Marking the Bicentenary of the 1820 Rising

Two new historical studies (July 2020)

Two new books are out to mark the 200th anniversary of the Radical Rising in Scotland of 1820 and both are reviewed in the July/August issue of Scottish Left Review (SLR).

They are The Fight for Scottish Democracy: Rebellion and Reform by Murray Armstrong (Pluto Press), and Radical Scotland: Uncovering Scotland’s Radical History from the French revolutionary era to the 1820 Rising by Kenny MacAskill (Biteback).  

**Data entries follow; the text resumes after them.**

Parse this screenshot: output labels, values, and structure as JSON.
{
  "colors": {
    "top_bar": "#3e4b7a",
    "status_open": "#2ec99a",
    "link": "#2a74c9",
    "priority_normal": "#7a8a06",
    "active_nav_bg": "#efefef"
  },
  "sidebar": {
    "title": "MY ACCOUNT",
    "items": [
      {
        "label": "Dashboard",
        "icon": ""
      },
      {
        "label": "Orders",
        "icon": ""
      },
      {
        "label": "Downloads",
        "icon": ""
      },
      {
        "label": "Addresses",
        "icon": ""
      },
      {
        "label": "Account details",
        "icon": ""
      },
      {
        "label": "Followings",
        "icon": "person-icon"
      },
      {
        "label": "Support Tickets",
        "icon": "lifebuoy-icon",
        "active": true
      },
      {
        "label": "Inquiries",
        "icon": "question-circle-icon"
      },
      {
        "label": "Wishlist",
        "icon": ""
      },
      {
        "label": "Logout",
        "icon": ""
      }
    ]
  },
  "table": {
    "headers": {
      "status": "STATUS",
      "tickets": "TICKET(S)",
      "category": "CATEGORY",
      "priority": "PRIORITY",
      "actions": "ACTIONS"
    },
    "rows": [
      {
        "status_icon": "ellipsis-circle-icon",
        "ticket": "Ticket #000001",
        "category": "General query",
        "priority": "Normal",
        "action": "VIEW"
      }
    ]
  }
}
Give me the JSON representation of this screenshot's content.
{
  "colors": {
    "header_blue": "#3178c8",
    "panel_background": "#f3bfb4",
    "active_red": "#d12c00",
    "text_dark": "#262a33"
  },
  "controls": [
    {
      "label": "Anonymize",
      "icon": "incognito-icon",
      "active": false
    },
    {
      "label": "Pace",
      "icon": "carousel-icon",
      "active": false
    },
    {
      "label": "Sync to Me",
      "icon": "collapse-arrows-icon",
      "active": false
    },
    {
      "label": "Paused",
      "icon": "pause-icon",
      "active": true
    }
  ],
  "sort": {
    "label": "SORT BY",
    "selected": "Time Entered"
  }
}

Armstrong’s book is described by the publishers as “a brand new history of Scotland’s radical war for democracy in 1820” and is endorsed by a range of scholars and others, including Maxine Peake, who hails it as “intensely dramatic, impeccably detailed and narrated with literary flair”, and Lesley Riddoch, who calls it “an excellent book”.

Leverhulme Emeritus Fellow Andrew Noble commends the book as for its “extremely comprehensive research, revelatory conception and lucid prose” and for the fact that it “may dispel the myth that, compared to eighteenth-century England, Scotland was “inherently averse to radical unrest.”

More details are at https://www.plutobooks.com/9780745341330/the-fight-for-scottish-democra…

Kenny MacAskill’s book, according to reviewer Gordon Leggate in SLR, “shines a light on some of the hidden or not so well known aspects of the time”, highlighting in particular, the Battle of Tranent of 1797, when “dragoons ran amok indiscriminately”, killing 11 people and injuring many more, with the authorities undertaking a cover-up operation that meant no-one was held to account.

“Throughout,” says Gordon Leggate, “MacAskill attempts to get beyond the mythologising surrounding the movements of this era [to] look at the material economic and class roots of the struggles,” explaining “why the radical movement flourished in the highly literate and often religious dissenting weaving communities.”